Two papers published in Nature today (29 April) show that the timings of carbon emissions are not relevant to the debate — it is the total amount of carbon dioxide emitted over hundreds of years that is the key issue.
Rather than basing negotiations on short-term goals such as emission rates by a given year, the researchers say the atmosphere can be regarded as a tank of finite size which we must not overfill if we want to avoid a dangerous temperature rise.
Climate policy has traditionally concentrated on cutting emission rates by a given year, such as 2020 or 2050, without placing these goals within the overall context of needing to limit cumulative emissions.
Both papers analyse how the world can keep the rise in average surface temperatures down to no more than two degrees Celsius above pre-industrial levels.
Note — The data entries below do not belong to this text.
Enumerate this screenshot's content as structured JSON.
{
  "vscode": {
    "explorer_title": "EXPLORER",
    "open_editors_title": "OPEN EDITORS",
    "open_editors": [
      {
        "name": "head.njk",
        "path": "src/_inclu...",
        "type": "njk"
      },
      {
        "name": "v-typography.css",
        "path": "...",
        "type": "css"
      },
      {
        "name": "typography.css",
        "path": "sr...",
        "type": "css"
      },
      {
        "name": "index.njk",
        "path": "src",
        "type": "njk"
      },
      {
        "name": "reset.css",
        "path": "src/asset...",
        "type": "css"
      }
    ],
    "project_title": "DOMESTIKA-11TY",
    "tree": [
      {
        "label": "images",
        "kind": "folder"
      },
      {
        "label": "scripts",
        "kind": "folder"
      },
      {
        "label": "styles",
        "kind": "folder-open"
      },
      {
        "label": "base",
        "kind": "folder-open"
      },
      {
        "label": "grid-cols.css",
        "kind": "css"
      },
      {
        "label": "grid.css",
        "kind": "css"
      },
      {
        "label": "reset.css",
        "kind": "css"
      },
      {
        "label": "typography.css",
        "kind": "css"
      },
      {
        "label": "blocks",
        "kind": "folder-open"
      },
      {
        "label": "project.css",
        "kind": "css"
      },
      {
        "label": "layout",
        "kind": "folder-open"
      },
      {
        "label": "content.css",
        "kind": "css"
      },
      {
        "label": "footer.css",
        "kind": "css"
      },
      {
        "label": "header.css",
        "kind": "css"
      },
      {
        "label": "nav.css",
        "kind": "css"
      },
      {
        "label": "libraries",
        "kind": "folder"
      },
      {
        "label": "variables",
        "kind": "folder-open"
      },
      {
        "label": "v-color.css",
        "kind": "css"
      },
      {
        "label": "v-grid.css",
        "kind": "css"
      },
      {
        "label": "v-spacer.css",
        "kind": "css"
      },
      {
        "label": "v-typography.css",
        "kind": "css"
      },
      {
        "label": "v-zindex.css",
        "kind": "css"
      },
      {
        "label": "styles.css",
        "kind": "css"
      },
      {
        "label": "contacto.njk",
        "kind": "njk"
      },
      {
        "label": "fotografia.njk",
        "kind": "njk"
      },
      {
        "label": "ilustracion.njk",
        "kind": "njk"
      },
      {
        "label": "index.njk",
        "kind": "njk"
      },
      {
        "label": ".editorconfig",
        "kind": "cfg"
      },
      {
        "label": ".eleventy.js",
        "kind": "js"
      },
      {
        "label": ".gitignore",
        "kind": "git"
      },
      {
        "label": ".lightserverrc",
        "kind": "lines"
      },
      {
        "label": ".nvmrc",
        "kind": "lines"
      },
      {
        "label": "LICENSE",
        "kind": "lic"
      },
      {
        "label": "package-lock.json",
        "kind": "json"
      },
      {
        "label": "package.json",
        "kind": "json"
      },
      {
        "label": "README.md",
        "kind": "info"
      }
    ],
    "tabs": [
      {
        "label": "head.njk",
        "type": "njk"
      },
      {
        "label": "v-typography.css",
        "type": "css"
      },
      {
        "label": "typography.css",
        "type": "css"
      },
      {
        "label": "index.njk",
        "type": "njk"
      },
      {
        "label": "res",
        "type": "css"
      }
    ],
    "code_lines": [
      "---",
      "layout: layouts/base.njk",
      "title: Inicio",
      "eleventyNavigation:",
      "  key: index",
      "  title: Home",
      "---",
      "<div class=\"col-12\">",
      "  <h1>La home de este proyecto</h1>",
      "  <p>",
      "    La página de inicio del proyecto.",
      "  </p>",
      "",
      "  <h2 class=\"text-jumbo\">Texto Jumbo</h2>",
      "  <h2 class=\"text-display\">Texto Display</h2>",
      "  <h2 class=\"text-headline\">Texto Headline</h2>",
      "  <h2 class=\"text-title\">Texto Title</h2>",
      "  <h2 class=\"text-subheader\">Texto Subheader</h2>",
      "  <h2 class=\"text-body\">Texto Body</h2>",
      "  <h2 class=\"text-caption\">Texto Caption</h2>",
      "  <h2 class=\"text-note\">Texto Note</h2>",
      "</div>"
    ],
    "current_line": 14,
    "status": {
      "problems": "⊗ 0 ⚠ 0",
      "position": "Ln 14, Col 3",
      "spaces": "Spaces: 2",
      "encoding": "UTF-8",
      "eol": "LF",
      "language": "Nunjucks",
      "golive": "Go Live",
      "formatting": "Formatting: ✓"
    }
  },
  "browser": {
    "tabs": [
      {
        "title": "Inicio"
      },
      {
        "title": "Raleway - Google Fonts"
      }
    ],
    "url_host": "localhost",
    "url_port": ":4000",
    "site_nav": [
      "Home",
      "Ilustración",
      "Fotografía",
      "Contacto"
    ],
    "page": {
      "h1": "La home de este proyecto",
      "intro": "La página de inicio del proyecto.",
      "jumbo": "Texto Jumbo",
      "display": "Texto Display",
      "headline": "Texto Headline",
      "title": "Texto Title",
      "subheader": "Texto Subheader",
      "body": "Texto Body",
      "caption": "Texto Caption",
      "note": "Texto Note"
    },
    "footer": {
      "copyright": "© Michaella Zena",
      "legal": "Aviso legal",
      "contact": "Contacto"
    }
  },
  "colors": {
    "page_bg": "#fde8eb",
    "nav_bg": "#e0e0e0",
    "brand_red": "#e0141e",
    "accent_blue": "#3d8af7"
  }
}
This figure is widely regarded as the threshold beyond which the risk of dangerous climate change rapidly increases. Policymakers around the world have adopted this limit as a goal.
The first study, led by Myles Allen from the University of Oxford, UK, found that releasing a total of one trillion tonnes of carbon dioxide into the atmosphere between 1750 and 2500 would cause a "most likely" peak warming of two degrees Celsius. Emissions to 2008 have already released half of this.
Allen said in a press briefing this week (27 April): "It took 250 years to burn the first half trillion tonnes and, on current predictions, we'll burn the next half trillion in less than 40 years."
The second study, led by Malte Meinshausen at the Potsdam Institute for Climate Impacts Research, Germany, used a computer model to demonstrate that to avoid exceeding two degrees Celsius by 2100, cumulative carbon emissions must not exceed 0.9 trillion tonnes.
"We have already emitted a third of a trillion in just the past nine years," Meinshausen says.
David Frame, a co-author of the Allen paper and researcher at the University of Oxford, said that these findings make the problem "simpler" than it's often portrayed.
"[The findings] treat these emissions ... as an exhaustible resource. For economists, this way of looking at the problem will be a huge simplification," Frame said.
"Basically, if you burn a tonne of carbon today, then you can't burn it tomorrow ”¦ you've got a finite stock. It's like a tank that's emptying far too fast for comfort. If country A burns it, country B can't. It forces everyone to consider the problem as a whole."
In a separate essay, Stephen Schneider of the Woods Institute for the Environment at Stanford University in the United States, discusses what a world with 1,000 parts per million of carbon dioxide in its atmosphere might look like.